Revenue forecast healthy, but wait
Revenues into the state’s general fund were about $700 million more than it budgeted for the last fiscal year, but don’t expect that good news to last, state economists told lawmakers Thursday.
At least, not until Congress settles on what it will do about whether it should make temporary tax cuts permanent, and whether Europe will come out of its recession with a minimized debt crisis, they told the Legislature’s Joint Budget Committee.
“This is frustrating for many reasons. One of those reasons is many fundamentals in the economy are much healthier than they were at the end of the recession,” said Natalie Mullis, chief legislative economist. “The housing market has begun to recover nationwide. We have banks that have rebuilt their balance sheets and are in a much better financial position than they used to be. Households have shed debt. Businesses have become more efficient.”
And yet she and Jason Schrock, chief economist in the Office of State Planning and Budgeting, said the state and nation are headed for another economic slowdown if certain things don’t happen soon.
Both said uncertainty in the political landscape and in Europe continues to be a main sticking point for business owners, who are reluctant to grow their businesses as a result.
“The uncertainty is causing a hold-back in hiring, investing and spending,” Schrock said of private industry. “Of course there are good things going on. It’s not like the economy has ground to a halt. It’s just that there’s not enough good things going on.”
Schrock said the amount of money being exchanged in the economy is at a 50-year low.
He said that’s partly what the Federal Reserve hopes to address with its plan to buy bonds to keep long-term interest rates low and keep short-term interest rates at rock-bottom levels until at least 2015.
“Its main intention was to provide a signal to the economy that it’s going to provide accommodative monetary policies until the economy recovers, and even after that,” Schrock said. “That’s meant to raise expectations in the economy to cause people to get off the sidelines and start making those investments and hire people, because they’re more certain that the economy is going to grow.”
In the meantime, Congress could speed things up by resolving sooner, rather than later, questions over the federal deficit and whether to postpone or repeal automatic tax increases and spending cuts scheduled to happen next year.
“The economy needs Congress to resolve these issues and restore certainty for the U.S. economy and fiscal policy for the United States,” Mullis said. “As soon as that’s resolved, I think the economy is going to take off.”

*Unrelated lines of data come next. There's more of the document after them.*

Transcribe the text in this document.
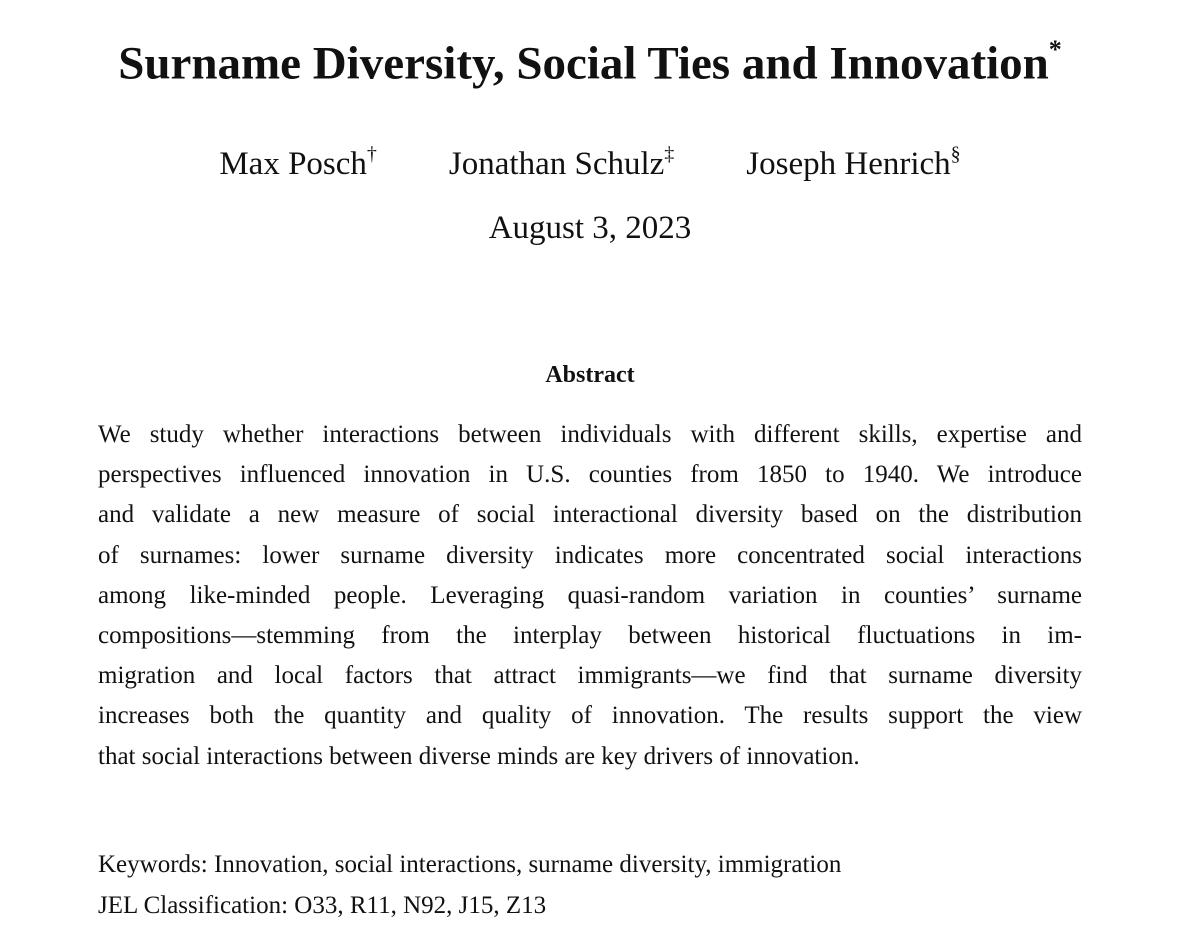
Surname Diversity, Social Ties and Innovation*
Max Posch† Jonathan Schulz‡ Joseph Henrich§
August 3, 2023
Abstract
We study whether interactions between individuals with different skills, expertise and
perspectives influenced innovation in U.S. counties from 1850 to 1940. We introduce
and validate a new measure of social interactional diversity based on the distribution
of surnames: lower surname diversity indicates more concentrated social interactions
among like-minded people. Leveraging quasi-random variation in counties’ surname
compositions—stemming from the interplay between historical fluctuations in im-
migration and local factors that attract immigrants—we find that surname diversity
increases both the quantity and quality of innovation. The results support the view
that social interactions between diverse minds are key drivers of innovation.
Keywords: Innovation, social interactions, surname diversity, immigration
JEL Classification: O33, R11, N92, J15, Z13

The increased revenues Colorado has been seeing stem from various sources, including an 11-percent increase in individual income taxes, and a 24-percent hike in corporate tax revenues.
OSPB director Henry Sobanet, however, said some of that increase came from a temporary increase in capital gains revenues and an uptick in oil and gas activity that continues to struggle with volatile prices.
“While we’re not seeing a lot of severance tax because of the price of natural gas, that activity is putting people to work,” he said.
“Our second quarter of fiscal 2012 was the second fastest in the country behind only North Dakota, who’s experiencing a dramatic oil and gas expansion,” Sobanet said.